Horas após o choque inicial, os dois já haviam considerado diversas opções, mas todas giravam em torno de um número maior de pessoas ajudando. Assim a mulher cedeu a ideia de abrir a instituição novamente e pedir pela ajuda dos acadêmicos. Era questão de vida ou morte, como sempre era na Academia.
— Eles virão! — disse Valdemir esperançoso, enquanto digitava no computador.
— A que custo, Valdemir... A que custo...? — Shizu debruçava-se sobre o livro negro. Lá fora, o céu estava limpo como se aquela visão assustadora nunca tivesse acontecido.
— Outra vez nos encontramos no meio de uma bizarra situação… — o professor riu seco, fechando as cortinas da diretoria.
— Mas é claro, Valdemir. É outubro na Academia e dessa vez o selo do livro das lendas se rompeu, e foi VOCÊ, quem rompeu ele — ela disse com a voz séria e olhos focados, inspecionando as pistas, agora visíveis no livro das sombras.
Uma campainha foi ouvida do forno.
— Vou arrumar isso! — disse sentada à mesa.
— NÓS vamos arrumar isso — disse tirando sua lasanha do forno e reclamando. — Ah! Torrou um pouco do queijo...
— Sim! Já passamos por coisas piores...
— Valdemir! Na boa, cala a boca e peça uma pizza... Eu não vou dividir minha lasanha com você!
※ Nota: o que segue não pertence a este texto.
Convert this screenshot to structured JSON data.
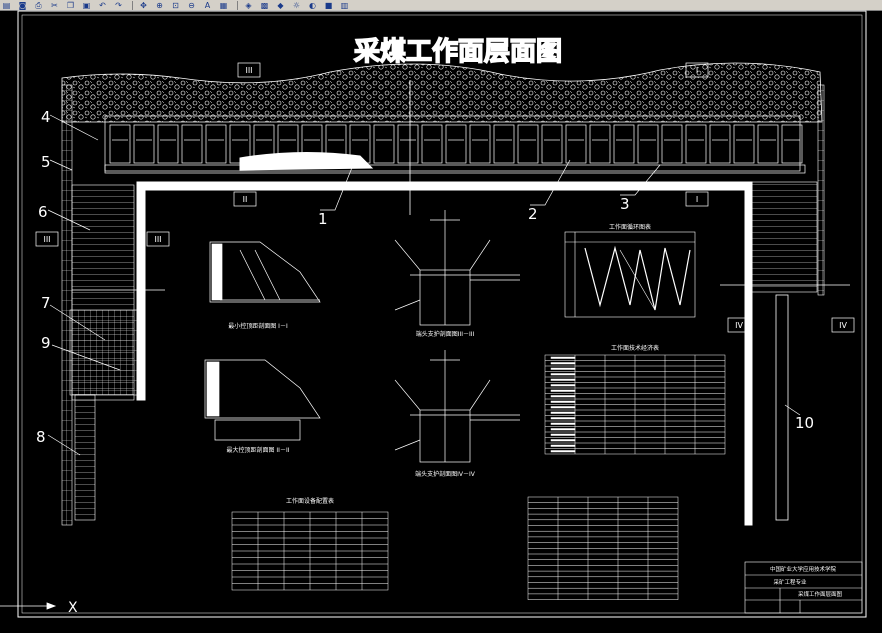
{
  "toolbar": {
    "buttons": [
      {
        "name": "open-icon",
        "glyph": "▤"
      },
      {
        "name": "save-icon",
        "glyph": "◙"
      },
      {
        "name": "print-icon",
        "glyph": "⎙"
      },
      {
        "name": "cut-icon",
        "glyph": "✂"
      },
      {
        "name": "copy-icon",
        "glyph": "❐"
      },
      {
        "name": "paste-icon",
        "glyph": "▣"
      },
      {
        "name": "undo-icon",
        "glyph": "↶"
      },
      {
        "name": "redo-icon",
        "glyph": "↷"
      },
      {
        "name": "pan-icon",
        "glyph": "✥"
      },
      {
        "name": "zoom-realtime-icon",
        "glyph": "⊕"
      },
      {
        "name": "zoom-window-icon",
        "glyph": "⊡"
      },
      {
        "name": "zoom-previous-icon",
        "glyph": "⊖"
      },
      {
        "name": "text-style-icon",
        "glyph": "A"
      },
      {
        "name": "properties-icon",
        "glyph": "▦"
      },
      {
        "name": "layer-icon",
        "glyph": "◈"
      },
      {
        "name": "calculator-icon",
        "glyph": "▩"
      },
      {
        "name": "layer-manager-icon",
        "glyph": "◆"
      },
      {
        "name": "sun-icon",
        "glyph": "☼"
      },
      {
        "name": "lock-icon",
        "glyph": "◐"
      },
      {
        "name": "color-icon",
        "glyph": "■"
      },
      {
        "name": "grid-icon",
        "glyph": "▥"
      }
    ]
  },
  "drawing": {
    "title": "采煤工作面层面图",
    "section_marks": [
      "III",
      "I",
      "II",
      "I",
      "III",
      "III",
      "IV",
      "IV"
    ],
    "callouts": [
      "1",
      "2",
      "3",
      "4",
      "5",
      "6",
      "7",
      "8",
      "9",
      "10"
    ],
    "axis_label": "X",
    "sub_captions": {
      "min_ctrl": "最小控顶距剖面图 I－I",
      "max_ctrl": "最大控顶距剖面图 II－II",
      "end_support_1": "端头支护剖面图III－III",
      "end_support_2": "端头支护剖面图IV－IV",
      "cycle_chart": "工作面循环图表",
      "tech_table": "工作面技术经济表",
      "equip_table": "工作面设备配置表"
    }
  },
  "title_block": {
    "school": "中国矿业大学应用技术学院",
    "major": "采矿工程专业",
    "drawing_name": "采煤工作面层面图"
  },
  "colors": {
    "background": "#000000",
    "line": "#ffffff",
    "toolbar": "#d4d0c8"
  }
}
O vento assobiava levantando as folhas do pátio, as paredes começaram a sussurrar e cada cômodo parecia ter um segredo a mais.
TOC-TOC.
Um bater na porta alertou os dois adultos.
Prontamente, sem temer mais nada, Shizu abriu a grande porta e se deparou com um grupo de pessoas encapuzadas.
— É aqui que precisam de ajuda para caçar umas lendas? — indagou o mais próximo.
Shizu sorriu e os convidando a entrar.
O Período das Lendas se iniciava na Academia de Contos.